DISTRICT COURT OF APPEAL OF THE STATE OF FLORIDA
FOURTH DISTRICT
RANDY ALLEN HERMAN,
Appellant,
v.
STATE OF FLORIDA,
Appellee.
No. 4D19-1636
[April 14, 2021]
Appeal from the Circuit Court for the Fifteenth Judicial Circuit, Palm
Beach County; John S. Kastrenakes, Judge; L.T. Case No.
17CF002979AMB.
Carey Haughwout, Public Defender, and Mara C. Herbert, Assistant
Public Defender, West Palm Beach, for appellant.
Ashley Moody, Attorney General, Tallahassee, and Anesha Worthy,
Assistant Attorney General, West Palm Beach, for appellee.
MAY, J.
The defendant appeals his conviction and sentence for first-degree
murder. He argues the trial court erred in admitting the State expert’s
testimony regarding sexually motivated homicide and in denying his
request for a special jury instruction. We affirm.
A grand jury indicted the defendant for first degree murder for the
brutal stabbing of the victim. The defendant relied on the insanity defense
claiming he suffered from the non-rapid eye movement sleep arousal
disorder of “sleepwalking.” The jury convicted him as charged.
In his first issue, he argues the court erred in admitting the State
expert’s testimony regarding sexually motivated homicide. This issue is
unpreserved.
Prior to trial, the defendant moved to exclude the State expert from
testifying that the case is a “relatively typical example of sexual homicide,”
and the events that led him to that conclusion. The defendant argued the
State expert’s opinion was not supported by the evidence and not based
on recognized literature in his field. The trial court deferred ruling until
the trial.
When the State expert was called to the stand, the defendant twice
objected to his testimony on speculation and hearsay grounds. The
defendant failed, however, to object on the grounds stated in the motion
in limine and obtain a ruling on his motion. Absent a trial court’s ruling
on the issue, we cannot determine whether it erred. See Tolbert v. State,
922 So. 2d 1013, 1017 (Fla. 5th DCA 2006). We therefore affirm on this
issue.
In his second issue, the defendant argues the trial court erred in failing
to give a specially requested jury instruction when the defendant was
precluded from admitting his recorded statement to police into evidence.

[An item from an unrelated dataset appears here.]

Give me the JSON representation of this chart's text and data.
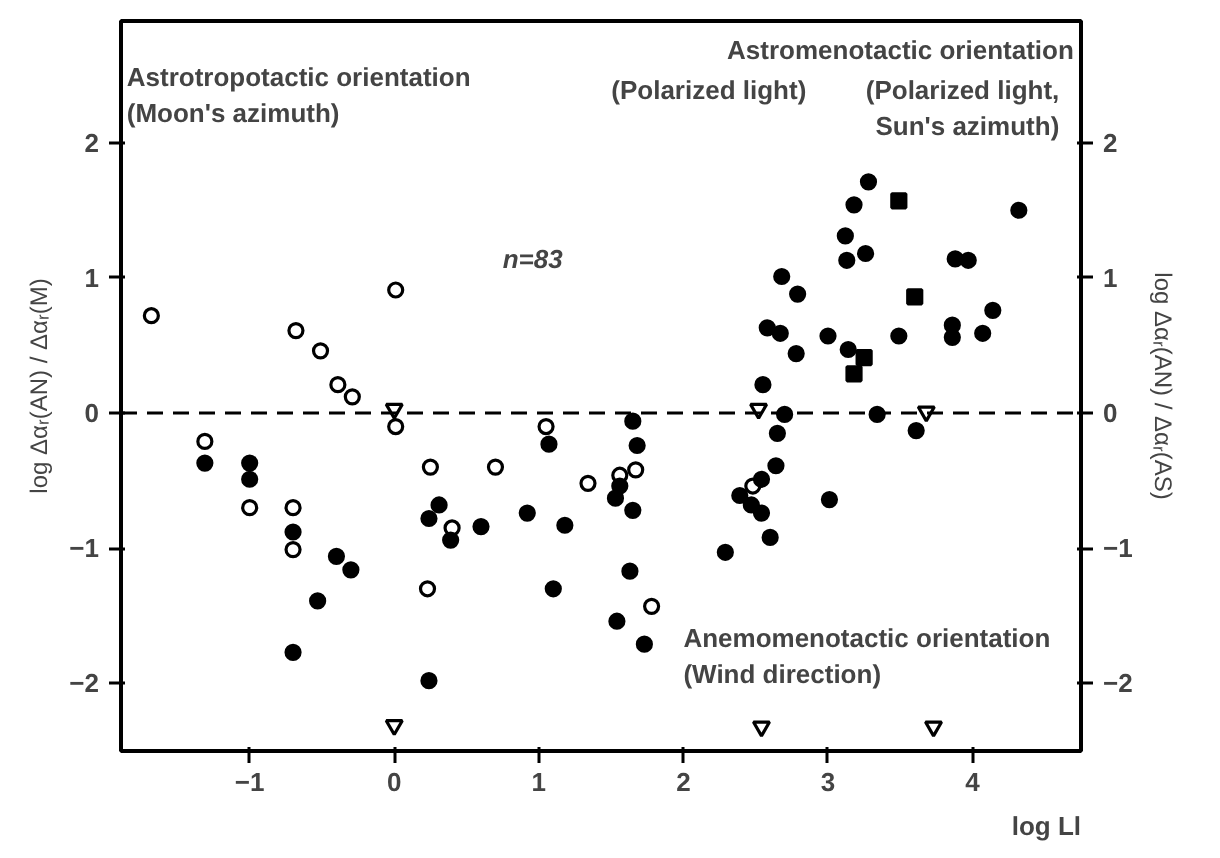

The defendant requested the following instruction:
The admissibility of all evidence in courts of law in the State
of Florida is governed by the Florida evidence code. Out-of-
court statements of the defendant are generally considered
hearsay and inadmissible in evidence unless the opposing
party seeks to have those statements admitted.
The defendant argues the standard jury instruction on weighing the
evidence was insufficient because it did not instruct the jury that the
defendant was precluded from entering his recorded statement into
evidence. He suggests the recorded statement was required to prove his
affirmative defense because it showed remorse, a key factor in the
published literature for determining whether the defendant was
sleepwalking. We disagree.
First, the requested instruction does not address the defendant’s theory
of defense—insanity. Rather, the requested instruction addressed only the
defendant’s preclusion from introducing his recorded statement.
Second, the standard jury instruction on insanity properly explained
the burden of proof and the defendant’s theory of defense. See Finch v.
State, 534 So. 2d 1228, 1229 (Fla. 3d DCA 1988) (holding trial court did
not err in denying special jury instruction on insanity where trial court
gave standard instruction). The trial court did not err in denying the
defendant’s special instruction request.
Even if error occurred, we deem it harmless. State v. DiGuilio, 491 So.
2d 1129, 1135 (Fla. 1986). The record reflects:
2
(1) the defendant testified he was remorseful in his statement
to police;
(2) his expert testified the defendant exhibited remorse in his
recorded statement;
(3) the defendant’s 911 call reflected the defendant’s remorse
for the events; and
(4) in closing, defense counsel argued: “[Y]ou heard from [the
defense expert], remorse is a factor in the Bankalo Criteria,
a person who has remorse for the action that they commit,
well, it makes sense that they didn’t do it on purpose, that
it was something that was a surprise to them.”
The jury was apprised of the defendant’s remorse in multiple ways without
the admission of his recorded statement. The jury was unaware the
defendant was precluded from introducing the recorded statement.
Neither the statement nor the requested instruction reasonably
contributed to the verdict.
Affirmed.
WARNER and DAMOORGIAN, JJ., concur.
* * *
Not final until disposition of timely filed motion for rehearing.